Begitu pula relevansi-relevansi khazanah Islam spesifik pada masing-masing ilmu
harus diturunkan secara logis dari sumbangan mereka.
6. Penilaian
Kritis Terhadap Disiplin Keilmuan Modern dan Tingkat Perkembangannya di Masa
Kini.
Setelah
mendeskripsikan dan menganalisis berbagai sisi dan relevansi antara khazanah
Islam dan Barat, sekarang melakukan analisis kritis terhadap masing-masing ilmu
dilihat dari sudut Islam. Semua analisis kritik tersebut harus terkumpul dalam
bentuk laporan mengenai tingkat perkembangan disiplin ilmu modern dilihat dari
perspektif Islam.
7. Penilaian
Kritis Terhadap Khazanah Islam: Tingkat Perkembangannya Dewasa Ini
Yang
dimaksud khazanah Islam pertama adalah Al-Qur’an dan Sunnah, ini bukan sasaran
kritik atau penilaian. Transendensi Al-Qur’an dan sifat normatif Sunnah
bukanlah suatu hal yang harus diperdebatkan, tetapi pemahaman Muslim mengenai
kesuanya dapat dipertanyakan bahkan ia harus selalu di kritik berdasarkan
prinsip-prinsip dari kedua sumber tersebut.
8. Survei
Permasalahan yang Dihadapi Umat Islam
Langkah
berikutnya adalah melakukan survei terhadap berbagai permasalahan yang dihadapi
oleh umat islam. Untuk bisa mengidentifikasi semuanya dibutuhkan survei empiris
dan analisa kritis secara konprehensif.
9. Survei
Permasalahan yang Dihadapi Umat Manusia
Pada
tahap ini pemikir-pemikir Islam melakukan survei terhadap masalah yang dihadapi
oleh umat manusia seperti, masalah sosial (alkohol, pemerkosaan, penindasan).

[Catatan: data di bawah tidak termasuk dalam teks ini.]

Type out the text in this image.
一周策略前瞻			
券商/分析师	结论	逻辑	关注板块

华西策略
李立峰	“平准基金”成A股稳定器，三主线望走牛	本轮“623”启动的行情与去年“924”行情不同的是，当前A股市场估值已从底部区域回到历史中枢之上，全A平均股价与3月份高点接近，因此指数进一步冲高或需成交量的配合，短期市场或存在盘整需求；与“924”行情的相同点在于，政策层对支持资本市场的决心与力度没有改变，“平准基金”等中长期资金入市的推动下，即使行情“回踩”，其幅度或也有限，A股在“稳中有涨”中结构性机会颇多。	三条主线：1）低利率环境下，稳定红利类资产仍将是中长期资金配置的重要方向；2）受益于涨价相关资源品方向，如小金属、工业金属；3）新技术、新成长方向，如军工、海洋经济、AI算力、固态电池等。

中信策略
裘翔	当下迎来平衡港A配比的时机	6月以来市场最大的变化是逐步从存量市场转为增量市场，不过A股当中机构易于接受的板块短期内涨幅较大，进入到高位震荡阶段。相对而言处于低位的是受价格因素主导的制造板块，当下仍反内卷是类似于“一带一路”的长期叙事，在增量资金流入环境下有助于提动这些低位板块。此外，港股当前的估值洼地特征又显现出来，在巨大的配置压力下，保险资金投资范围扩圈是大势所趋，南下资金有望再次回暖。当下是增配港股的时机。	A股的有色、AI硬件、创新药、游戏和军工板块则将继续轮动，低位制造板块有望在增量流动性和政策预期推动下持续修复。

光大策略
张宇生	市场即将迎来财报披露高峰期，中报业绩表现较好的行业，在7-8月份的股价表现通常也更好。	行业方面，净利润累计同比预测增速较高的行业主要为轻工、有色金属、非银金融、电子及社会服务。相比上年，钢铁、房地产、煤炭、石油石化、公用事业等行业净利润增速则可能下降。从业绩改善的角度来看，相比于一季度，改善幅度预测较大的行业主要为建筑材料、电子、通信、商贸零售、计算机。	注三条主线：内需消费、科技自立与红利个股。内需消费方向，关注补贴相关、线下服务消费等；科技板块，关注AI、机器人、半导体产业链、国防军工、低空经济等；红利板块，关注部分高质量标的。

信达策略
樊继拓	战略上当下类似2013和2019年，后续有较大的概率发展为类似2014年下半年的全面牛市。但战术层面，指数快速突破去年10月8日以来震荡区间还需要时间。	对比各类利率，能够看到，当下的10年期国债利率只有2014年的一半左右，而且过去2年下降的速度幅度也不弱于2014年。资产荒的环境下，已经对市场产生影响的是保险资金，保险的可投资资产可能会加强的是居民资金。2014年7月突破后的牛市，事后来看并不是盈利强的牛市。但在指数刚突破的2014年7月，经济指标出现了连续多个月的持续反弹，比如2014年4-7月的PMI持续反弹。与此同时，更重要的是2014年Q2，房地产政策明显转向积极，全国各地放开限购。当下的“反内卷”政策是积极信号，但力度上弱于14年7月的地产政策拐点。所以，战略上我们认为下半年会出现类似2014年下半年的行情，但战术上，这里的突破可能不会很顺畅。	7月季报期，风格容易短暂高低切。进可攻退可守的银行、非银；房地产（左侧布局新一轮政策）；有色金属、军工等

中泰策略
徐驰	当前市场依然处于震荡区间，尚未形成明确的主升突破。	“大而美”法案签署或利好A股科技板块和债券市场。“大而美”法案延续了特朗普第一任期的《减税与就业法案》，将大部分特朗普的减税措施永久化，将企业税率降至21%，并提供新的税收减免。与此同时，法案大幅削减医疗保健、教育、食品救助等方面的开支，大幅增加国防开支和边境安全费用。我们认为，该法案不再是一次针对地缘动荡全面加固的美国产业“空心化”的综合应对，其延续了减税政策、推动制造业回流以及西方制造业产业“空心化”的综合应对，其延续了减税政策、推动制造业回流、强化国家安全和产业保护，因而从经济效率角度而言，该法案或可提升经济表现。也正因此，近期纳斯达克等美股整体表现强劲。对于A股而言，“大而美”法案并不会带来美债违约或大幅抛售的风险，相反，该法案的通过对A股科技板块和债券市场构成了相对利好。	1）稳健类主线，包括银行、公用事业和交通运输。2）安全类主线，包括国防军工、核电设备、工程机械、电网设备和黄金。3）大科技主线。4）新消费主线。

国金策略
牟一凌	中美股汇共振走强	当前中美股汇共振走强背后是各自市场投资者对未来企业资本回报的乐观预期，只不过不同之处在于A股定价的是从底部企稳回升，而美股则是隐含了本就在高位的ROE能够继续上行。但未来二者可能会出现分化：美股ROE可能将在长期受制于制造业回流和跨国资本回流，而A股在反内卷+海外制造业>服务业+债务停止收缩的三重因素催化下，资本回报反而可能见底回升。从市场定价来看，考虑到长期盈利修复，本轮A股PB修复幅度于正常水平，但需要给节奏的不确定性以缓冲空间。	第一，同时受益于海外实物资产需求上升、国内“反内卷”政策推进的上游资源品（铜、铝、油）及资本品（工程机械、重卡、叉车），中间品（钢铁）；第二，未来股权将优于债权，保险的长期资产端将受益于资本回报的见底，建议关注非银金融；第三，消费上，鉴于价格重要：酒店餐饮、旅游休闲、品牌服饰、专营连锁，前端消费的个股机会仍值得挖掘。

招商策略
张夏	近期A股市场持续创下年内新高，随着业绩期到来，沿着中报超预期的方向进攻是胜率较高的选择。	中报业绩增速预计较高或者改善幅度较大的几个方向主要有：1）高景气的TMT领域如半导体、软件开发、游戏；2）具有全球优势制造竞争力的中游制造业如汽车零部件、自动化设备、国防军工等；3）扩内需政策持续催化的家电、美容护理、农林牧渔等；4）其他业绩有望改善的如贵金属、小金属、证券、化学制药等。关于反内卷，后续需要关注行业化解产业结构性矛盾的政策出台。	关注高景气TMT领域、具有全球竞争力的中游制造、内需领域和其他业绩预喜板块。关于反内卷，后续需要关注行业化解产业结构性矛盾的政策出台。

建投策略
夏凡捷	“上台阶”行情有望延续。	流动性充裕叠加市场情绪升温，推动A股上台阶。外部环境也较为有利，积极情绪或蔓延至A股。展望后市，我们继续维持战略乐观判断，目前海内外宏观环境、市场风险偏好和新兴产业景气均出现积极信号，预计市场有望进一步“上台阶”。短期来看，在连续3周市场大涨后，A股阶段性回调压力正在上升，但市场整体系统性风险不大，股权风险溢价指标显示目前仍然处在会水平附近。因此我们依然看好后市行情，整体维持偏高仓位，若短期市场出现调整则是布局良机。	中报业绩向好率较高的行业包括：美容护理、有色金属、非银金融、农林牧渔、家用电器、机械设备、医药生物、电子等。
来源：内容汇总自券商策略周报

Setelah itu para pemikir islam dituntut unruk membuat penyelesaiannya sesuai
dengan Islam dan membawanya kepada kesejahteraan pada umat islam maupn umat
manusia.
10. Analisa
Kreatif dan Sintesa
Setelah
melakukan semua langkah diatas, maka harus ada sintesa kreatif yang harus
dicetuskan diantara ilmu-ilmu tradisional dan disiplin-disiplin ilmu modern
untuk dapat mendobrak kemandegan selama beberapa abad terakhir.
11. Penuangan
Kembali Ilmu Modern kepada Kerangka Islam, Buku-buku Daras Tingkat Universitas
Berdasarkan
wawasan-wawasan baru tentang makna Islam serta pilihan-pilihan kreatif bagi
realisasi makna tersebut, maka ditulislah buku-buku daras untuk perguruan
tinggi, dalam semua bidang ilmu.
12. Penyebaran
Ilmu-ilmu yang Telah Diislamisasikan
Setelah semuanya
ditulis dan dibukukan, tahap selanjutnya dan yang terakhir adalag
pendistribusian karya tersebut ke masyarakat Islam. Sebab karya-karya yang
berharga tersebut tidak akan pernah
berarti jika hanya dinikmati oleh orang-orang tertentu dan kalangan terbatas.
Penutup
Dengan latar belakang pembentukan Islamisasi
Pengetahuan yang dilakukan oleh Al-Faruqi, yang disebabkan karena para pemikir
Barat yang terlalu mengesampingkan nilai-nilai tauhid, bukan hanya
mengesampingkan tapi juga menghilangkannya dan para pemikir muslim kini yang
terlalu memegang teguh syari’at dan menolak perkembangan modern. Melihat hal
itu Al-Faruqi ingin memadukan keduanya agak berjalan beriringan dan salah satu
cara yang ditempuhnya adalah dengan membuat ‘Islamisasi Ilmu Pengetahuan’.
Daftar
Pustaka
Al-Faruqi, Ismail Raji. 1995. Islamisasi Pengetahuan. Bandung; Penerbit Pustaka.
Sholeh, A. Khudori. 2012. Wacana Baru Filsafat Islam. Yogyakarta; Pustaka Pelajar.